Monsieur le président,
Monsieur le ministre,
Chers collègues,
Dim, en Saône-et-Loire, Well, dans le Gard, Aubade, dans la Vienne, Metzeler, dans l'Eure, Dalphimétal en Alsace, Nestlé, dans le Finistère, Thomé Génot dans les Ardennes. La semaine dernière, ECCE dans le Nord, l'imprimerie JDC en Seine-et-Marne... Le simple énoncé de toutes les entreprises victimes, ces derniers mois, de délocalisations ou de ruptures abusives des contrats qui les tenaient à leurs donneurs d'ordre, pourrait tenir de discours à lui tout seul. Ce sont des dizaines de milliers d'ouvriers et d'employés que les marchés financiers promettent au chômage. Ce sont des vallées ou des bourgs, dans un coin de France, que fait vivre la même usine depuis maintenant des générations, et qui sont aujourd'hui promis à une morte lente. Jamais, vous le savez très bien, la croissance des services ne pourra remplacer ce que représente aujourd'hui une usine où travaillent des centaines de salariés. Les plus jeunes partiront. Et le pire, dans cette hécatombe industrielle, aujourd'hui tellement banale, c'est que vous ne faites rien. Je connais vos excuses. Vous les affinez depuis tellement de temps ! C'est la mondialisation, qui, telle une tempête, emporterait ces vies et ces histoires. C'est la mutation naturelle de l'économie, l'avenir, aujourd'hui, ce seraient les services. Ce serait le partage des tâches avec la Chine, ou l'Inde, à nous les emplois à haute valeur ajoutée, à eux les ateliers. Ce serait le coût du travail en France. Sauf que la mondialisation n'est pas tombée du ciel. Elle fut décidée par les gouvernements d'Europe et des Etats-Unis. Vous avez fait le choix de libéraliser la circulation des capitaux. Vous avez donc voulu organiser l'économie mondiale autour d'une seule valeur, la rentabilité financière. Et ce sont tous ces ouvriers et ouvrières qui paient les pots cassés. C'est le coût du travail en Chine qui fait les délocalisations ? 40% du commerce international de la France s'effectue entre une multinationale et sa filiale à l'étranger : ce chiffre, méconnu, montre bien que ce ne sont pas les entreprises chinoises qui menacent nos emplois. Ce sont les multinationales françaises qui, pour accroître leur rentabilité financière, font le choix de délocaliser et ainsi d'organiser la concurrence entre les ouvriers français et chinois.

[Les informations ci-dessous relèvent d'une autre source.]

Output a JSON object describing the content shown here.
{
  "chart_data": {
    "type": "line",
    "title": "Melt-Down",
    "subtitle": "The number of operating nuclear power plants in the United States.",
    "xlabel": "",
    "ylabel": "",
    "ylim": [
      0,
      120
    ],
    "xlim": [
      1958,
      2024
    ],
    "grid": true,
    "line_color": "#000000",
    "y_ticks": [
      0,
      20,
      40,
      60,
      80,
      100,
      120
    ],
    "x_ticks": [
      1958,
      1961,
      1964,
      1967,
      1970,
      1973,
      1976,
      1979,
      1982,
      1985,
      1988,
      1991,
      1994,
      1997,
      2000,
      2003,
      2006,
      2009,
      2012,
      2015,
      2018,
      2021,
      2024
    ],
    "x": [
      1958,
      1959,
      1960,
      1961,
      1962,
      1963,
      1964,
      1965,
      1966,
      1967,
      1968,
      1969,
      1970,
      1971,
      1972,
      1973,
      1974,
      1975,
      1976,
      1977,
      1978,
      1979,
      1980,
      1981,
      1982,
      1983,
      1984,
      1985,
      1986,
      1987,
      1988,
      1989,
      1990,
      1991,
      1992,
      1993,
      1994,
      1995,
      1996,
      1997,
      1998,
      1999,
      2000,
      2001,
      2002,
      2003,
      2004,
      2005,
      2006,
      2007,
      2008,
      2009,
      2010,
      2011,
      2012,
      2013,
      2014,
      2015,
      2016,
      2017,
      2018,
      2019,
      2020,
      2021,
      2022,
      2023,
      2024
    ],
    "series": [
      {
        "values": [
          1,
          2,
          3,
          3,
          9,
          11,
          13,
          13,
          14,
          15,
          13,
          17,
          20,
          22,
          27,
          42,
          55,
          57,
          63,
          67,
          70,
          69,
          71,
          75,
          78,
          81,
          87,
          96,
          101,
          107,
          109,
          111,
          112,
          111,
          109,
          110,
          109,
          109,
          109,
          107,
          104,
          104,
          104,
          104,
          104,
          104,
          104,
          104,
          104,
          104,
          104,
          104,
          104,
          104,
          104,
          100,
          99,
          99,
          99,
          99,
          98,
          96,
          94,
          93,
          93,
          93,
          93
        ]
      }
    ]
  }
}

L'avenir serait aux services ? Mais les services aussi délocalisent ! Regardez ces centres d'appel, regardez Axa ! Quant au partage des tâches avec la Chine ou l'Inde, vous savez bien que ces pays ne souhaitent pas rester de simples ateliers. Ces pays aspirent légitimement à maîtriser leur développement ! Et pour cela, ils font ce que la France ne fait plus. Ils soutiennent l'innovation ; ils investissent dans la recherche. Et votre dernière excuse, le coût du travail, ne tient évidemment pas. Aucun salarié français ne peut être compétitif si l'on ne compare que les montants des salaires. Alors pourquoi s'entêter, comme vous le faites, à faire baisser le coût du travail, plutôt que de miser sur les autres atouts, immenses, qui existent en France ? Devant votre indifférence à ce problème, il faut bien agir. Il faut bien réagir. Les salariés le font, énergiquement, courageusement. Avec eux, les habitants et les élus locaux cherchent à bloquer ou infléchir les décisions. Parfois, ils gagnent. Je pense notamment aux Nestlé de Marseille. Souvent, ils se heurtent au refus de négocier des entreprises, voire même aux compagnies de CRS que votre gouvernement envoie, comme pour les Thomé Génot. Comme si rien ne devait entraver la liberté des financiers, des banques, des LBO ou des fonds de pension à détruire, briser, ravager la vie des hommes et des femmes de ce pays. Ce que demandent les députés communistes et républicains, aujourd'hui, avec cette proposition de loi, c'est que l'Etat relaye les luttes de ces hommes et ces femmes. C'est qu'il prenne enfin conscience de la gravité de ces licenciements boursiers, de ces délocalisations. C'est que le gouvernement comprenne enfin le caractère stratégique du développement de l'industrie en France.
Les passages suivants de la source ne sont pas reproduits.